Esta tarde he tenido la ocasión de acercarme a la Expo del Ninot recién inaugurada el pasado viernes por la noche. Esta vez la ubicación de los ninots infantiles están al fondo del Museo, es decir, que nada más entrar te topas con los ninots adultos de las secciones más bajas, hasta que llegas a los infantiles, y una vez pasas los infantiles continúas con las secciones adultas más altas.

Y es que ya hemos entrado en la cuenta atrás de las Fallas 2017, que comienza siempre que llegan los ninots a la Ciudad de las Artes (o a la explanada de Nuevo Centro anteriormente), sinónimo de que la fiesta grande de la ciudad de Valencia se acerca. En ese momento es cuando todos empezamos con nuestras quinielas particulares de quién será el ninot indultat tanto en grandes como en infantiles.

Por cierto, un año más, los infantiles vuelven a barrer los ninots grandes por regla general. Hay mucha más variedad de gustos y estilos en infantiles que en los grandes, donde parecen haberse estancado desde hace unos años, exceptuando algunos casos puntuales.

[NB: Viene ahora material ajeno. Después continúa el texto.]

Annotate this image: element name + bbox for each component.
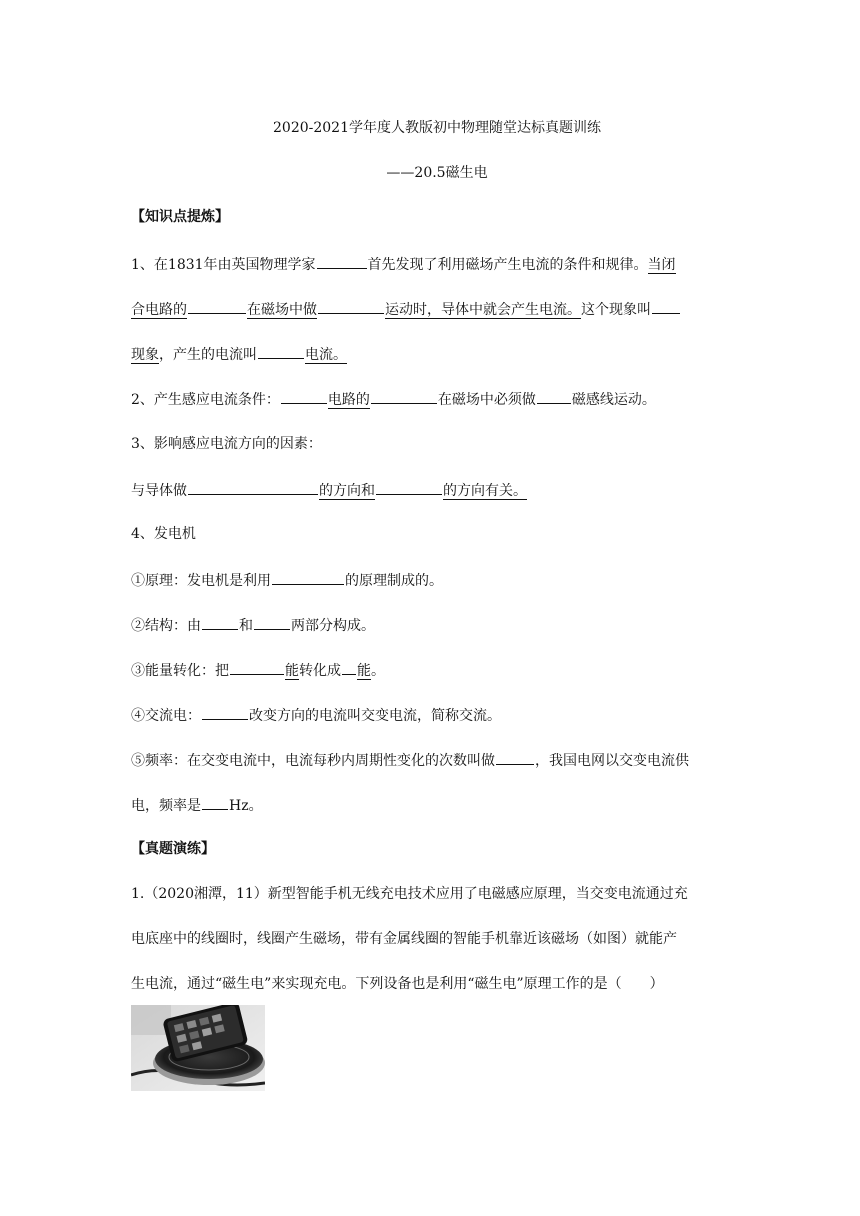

Y aunque lo que voy a comentar ahora no suene bien, es algo que debo hacer ya que año tras año lo escucho en el 90% de la gente. Vamos, que el ninot indultat será lo mismo de siempre. Y ojo, esto es solo una opinión personal, es igualmente válido votar lo de siempre que votar otras cosas.

Particularmente, no os voy a engañar con este tema. He entrado en un estado de aburrimiento, sin pasión ni emoción por dicho “voto”. Preocupado de que el Museo Fallero cada día se parezca más a un geriátrico.

No estoy diciendo que ese tipo de ninot “abuelito con nieta” esté mal hecho, ni mucho menos, más bien al contrario, pero no me aporta nada año tras año, que los llevas al Museo y ya ni te acuerdas de que año es cada uno porque siempre es lo mismo. Tampoco estoy diciendo que lo más guay sea lo más moderno, no no, pero para mí el que ofrece algo distinto siempre me es más agradable de ver.

Esta tarde, sin ir más lejos, he visto como muchísima gente (falleros y no falleros) iban directamente a las secciones más altas y a lo tradicional de todos los años, para elegir su voto entre esas mismas opciones de siempre, descartando por completo (muchos ni siquiera se paraban a verlos) otras opciones más “frescas” que tenían justo al lado.

Una lástima.

Mi primer voto en grandes ha ido para la Falla San Vicente-Periodista Azzati, de Vicente Martínez.

Mi primer voto en infantiles ha ido para la Falla Malvarrosa, de Miguel Hernández.